To fully understand the implications of not taking cost of living differentials into account when formulating national tax policy, it is important to bear in mind that the average monthly rent for a 900 square foot apartment in New York City is estimated at $3,634. A similar apartment goes for $2,053 in Los Angeles; $1,573, in Chicago; $1,064 in Cleveland; and $850 in Boise, Idaho. In other words, the rent for a comparable apartment in Boise is 77 percent less than in New York City.

Other basic costs also vary dramatically from location to location. As of July of this year, 30-day MetroCards in New York City cost $104, almost 29 percent more than monthly public transit passes in San Francisco which went for $74. Comparable monthly public transportation costs are $85 in Chicago; $52 in Cleveland; $36 in Boise; and $15 in Birmingham, Alabama -- that is, 86 percent less than the 30-day New York City MetroCard.

The estimated daily cost of bread for two people is $2.83 in New York City; $2.52 in Boston; $1.62 in Milwaukee; $1.50 in Cleveland; and $0.60 -- 60 cents -- in Birmingham.

The price of one quart, or one liter, of whole milk is $2.63 in New York City. The same quart of milk will cost you $2.42 in Boston; $2.27 in Cleveland; and $1.76 in Milwaukee.

The fairest alternative to applying a uniform $250,000 standard across the board would probably be to index the $250k+ threshold figure to a middle-America location such as, for example, Cleveland, and then adjust this amount for cost of living variation according to the tax payer's residence, in which case the higher bracket might start at around $750,000 in New York City (rounded down from $759,269.02); $600,000 in Washington, D.C., (rounded down from $618,725.12); and $540,000 in Boston (rounded down from $543,474.53). Such an approach, however, would be utterly impracticable and unrealistic given the nationwide uniform application of tax code criteria.

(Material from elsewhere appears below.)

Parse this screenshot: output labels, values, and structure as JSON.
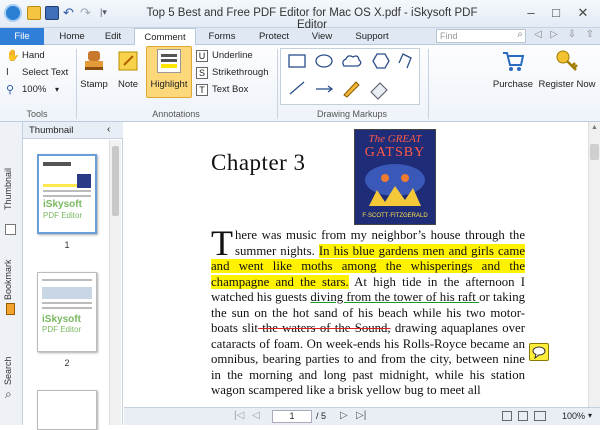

Accordingly, a viable compromise solution might be to impose the new higher tax bracket across the board on incomes starting at, for instance, $540,000 on the rationale that such an annual income in a location like Boston (not the highest cost of living area in the country) would be the approximate equivalent of $250,000 in a place like Cleveland or, for that matter, Birmingham, Alabama. While still weighted against residents of the highest cost of living locations such as New York City, doing so would be less inequitable than the presently contemplated across-the-board $250k+ proposal.

This approach would retain $250,000 as the conceptual base for the higher tax bracket, but with that figure adjusted to take cost of living differentials into account at least to some extent so that the increased tax burden would fall, as President Obama intends it to, on those Americans who are truly affluent rather than on those who might be earning $250,000 a year but who, because of where they happen to live, should not be classified as "wealthy."

Menachem Z. Rosensaft is adjunct professor of law at Cornell Law School, lecturer in law at Columbia Law School, and distinguished visiting lecturer at Syracuse University College of Law.